Don't ask Lowry Park Zoo spokeswoman Heather Sitton what it costs to "buy" an elephant. What she'll tell you is that Lowry Park Zoo is not in the business of buying elephants. They "rescue" them. Within the last year, she says, the zoo rescued four elephants that were slated for destruction at a game reserve in Swaziland.

One expects a certain amount of publicist-speak from any institutional mouthpiece-type personage, so I, intrepid news beast that I am, pressed on.

OK, so what's it cost to rescue an elephant?

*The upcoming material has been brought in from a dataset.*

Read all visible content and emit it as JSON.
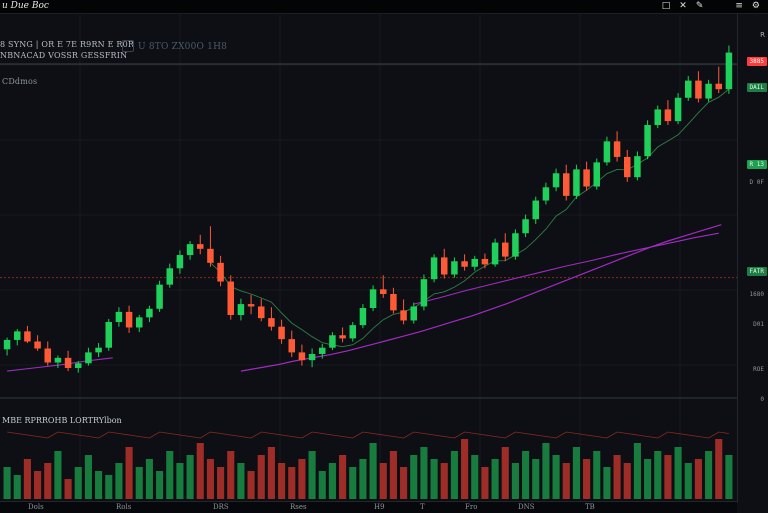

Wrong question. The problem was with the word "cost." Ms. Sitton told me that she wasn't really the person to ask about the "cost" of an animal, since (she reminded me) Lowry Park Zoo wasn't in the business of buying animals, and that Lowry had only gotten the elephants in question after making a "pledge" to the game reserve, called Big Game Park, in Swaziland. And, she was eager to add, the pledge proceeds were earmarked for anti-poaching and elephant conservation programs in Swaziland.

So how much was the pledge?

$48,000, Ms. Sitton told me. But I wasn't to suppose that I could get a price tag for an elephant by simply dividing the total pledge ($48,000) by the number of elephants Lowry Park got (four), because that would imply a sale price, and it had been a pledge, and if the zoo hadn't paid the pledge the elephants would have been killed.

If I wanted to know what an elephant costs, she said, I might want to call a circus. Lowry Park Zoo, she added, is managed by the American Zoo and Aquarium Association.

Is it my imagination, or was the spectre of PETA hovering over this discussion?